Web Copyright Crackdown On the Way
Hugh Pickens writes "Journalist Alan D. Mutter reports on his blog 'Reflections of a Newsosaur' that a coalition of traditional and digital publishers is launching the first-ever concerted crackdown on copyright pirates on the Web. Initially targeting violators who use large numbers of intact articles, the first offending sites to be targeted will be those using 80% or more of copyrighted stories more than 10 times per month. In the first stage of a multi-step process, online publishers identified by Silicon Valley startup Attributor will be sent a letter informing them of the violations and urging them to enter into license agreements with the publishers whose content appears on their sites. In the second stage Attributor will ask hosting services to take down pirate sites. 'We are not going after past damages' from sites running unauthorized content says Jim Pitkow, the chief executive of Attributor. The emphasis, Pitkow says is 'to engage with publishers to bring them into compliance' by getting them to agree to pay license fees to copyright holders in the future. Offshore sites will not be immune from the crackdown: almost all of them depend on banner ads served by US-based services, and the DMCA requires the ad service to act against any violator. Attributor says it can interdict the revenue lifeline at any offending site in the world." One possible weakness in Attributor's business plan, unless they intend to violate the robots.txt convention: they find violators by crawling the Web.
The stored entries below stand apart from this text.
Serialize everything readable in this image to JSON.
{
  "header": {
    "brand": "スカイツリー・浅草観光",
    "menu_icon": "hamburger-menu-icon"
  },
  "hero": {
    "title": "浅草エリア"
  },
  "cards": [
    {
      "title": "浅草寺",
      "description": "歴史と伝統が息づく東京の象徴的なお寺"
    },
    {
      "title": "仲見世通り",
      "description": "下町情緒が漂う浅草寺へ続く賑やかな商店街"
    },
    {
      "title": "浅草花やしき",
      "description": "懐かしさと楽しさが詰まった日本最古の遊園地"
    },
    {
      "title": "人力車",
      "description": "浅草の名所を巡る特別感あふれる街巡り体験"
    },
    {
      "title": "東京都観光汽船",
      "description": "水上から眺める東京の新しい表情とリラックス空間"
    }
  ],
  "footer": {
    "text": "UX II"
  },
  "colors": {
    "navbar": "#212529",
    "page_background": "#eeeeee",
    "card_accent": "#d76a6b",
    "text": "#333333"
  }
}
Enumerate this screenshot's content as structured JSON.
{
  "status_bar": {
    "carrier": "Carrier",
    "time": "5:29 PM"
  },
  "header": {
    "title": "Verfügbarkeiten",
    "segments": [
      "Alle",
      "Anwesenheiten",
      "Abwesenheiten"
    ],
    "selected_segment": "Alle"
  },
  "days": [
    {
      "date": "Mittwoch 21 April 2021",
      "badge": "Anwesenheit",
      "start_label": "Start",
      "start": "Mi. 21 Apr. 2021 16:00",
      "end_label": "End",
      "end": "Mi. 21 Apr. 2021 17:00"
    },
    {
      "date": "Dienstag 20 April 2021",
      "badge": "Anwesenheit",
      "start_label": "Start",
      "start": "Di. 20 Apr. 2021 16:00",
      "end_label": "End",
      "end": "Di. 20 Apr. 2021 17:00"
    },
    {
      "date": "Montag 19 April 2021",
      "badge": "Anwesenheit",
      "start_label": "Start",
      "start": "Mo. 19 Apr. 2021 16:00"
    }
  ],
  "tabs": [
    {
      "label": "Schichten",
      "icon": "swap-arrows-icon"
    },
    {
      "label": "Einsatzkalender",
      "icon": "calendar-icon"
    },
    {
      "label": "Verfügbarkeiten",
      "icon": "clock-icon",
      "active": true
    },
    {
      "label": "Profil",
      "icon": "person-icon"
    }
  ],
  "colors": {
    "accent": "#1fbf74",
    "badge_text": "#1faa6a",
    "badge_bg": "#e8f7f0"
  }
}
Seriously. Following robots.txt is not law, only convention. I'm sure it doesn't take much to convince themselves to ignore it. Money, "doing the right thing", etc. If you view the copyright infringers as pirates, then why should Attributor follow their wishes?
is there some written law that holds people to following robots.txt? if not, how is it even possible to call it a weakness?
This one.
On the other hand, that's an utterly asinine comment to have made (the one you quote, not yours). Of course they'll ignore it, why on Earth wouldn't they? It is in no way binding, and robots are free to ignore it, just as site owners are free to block connections from specific incoming IP addresses, the owners of those IPs are free to switch to new ones, and so on, ad infinitum.
It's official. Most of you are morons.
Sounds like they've learned their lesson from the RIAA. I'm not saying I agree with them and think they are right to do this. But, if you're going to try to enforce your interpretation of the law, this is at least a sane philosophy of doing so. Not going after damages is a smart move.
And in the process take down all those inane blogs whose sole purpose is to scrape and repost articles so they get an advertising hit.
I am Slashdot. Are you Slashdot as well?
Are you kidding? ACTA's going to harmonise everything so closely to the US that they'll be able to prosecute anyone.
No kidding!!! What do you say at this point?
Unless an article is very short, quoting 80% of it is not fair use. So for now, I think they have every right to take steps against sites making money from their content without compensation.
Yes, I am cynical enough to expect the reasonable 80% limit to be lowered over time until it reaches unreasonable levels. But let's hold the flames until they have actually crossed that line.
80% is a reasonable starting point. If they start lowering it, we'll have to express our righteous indignation then. Fair use, when interpreted, is generally considered a LOT lower than routinely cutting-and-pasting 80% of articles, so they have a long way to lower it before we can honestly call our indignation righteous.
Seriously, this really isn't a "slippery slope" situation. It seems to be a well-thought-out and sane set of guidelines. If anything, they are being a bit generous for now, and they can still tighten this quite a bit without coming close to busting "fair use" or even "reasonable use".
Basically they are saying, "if you routinely use 80%+ of our articles as your own content, we're asking you to stop. We won't sue you for any past uses, we just want to make it clear that this isn't cool any more."
A fair usage (not the lack of quotes, I am not talking about a legal doctrine) would be to use about 20% of the source article (properly attributed) with a link back to the original article. Give credit where it's due (and cite your sources). Then add your own thoughts, or don't. But don't take whole-cloth articles and post them on your own site with your own ads.
Every discussion board I've ever participated in has pretty much recommended some really close variant to this anyway. It usually reads something like "cite a paragraph or two at most and have a link to the source article plainly visible nearby".
"This post contains words, known to the State of California to cause thought. Wash brain thoroughly after reading."
Right... because a judge will find that offer, consideration, and acceptance of a contract took place between a webserver and a bot? The court case you cite is irrelevant to an automated program that has no understanding and cannot accept conditions presented online.
Awesome, so anyone can DoS a server, send mass spam or distribute a virus as long as a bot does it, because a judge will rule that the bot acted on its own and wasn't developed or set loose by anyone at all.
If the software wrote itself you might have a point, otherwise the people who wrote it are the ones responsible for how it acts.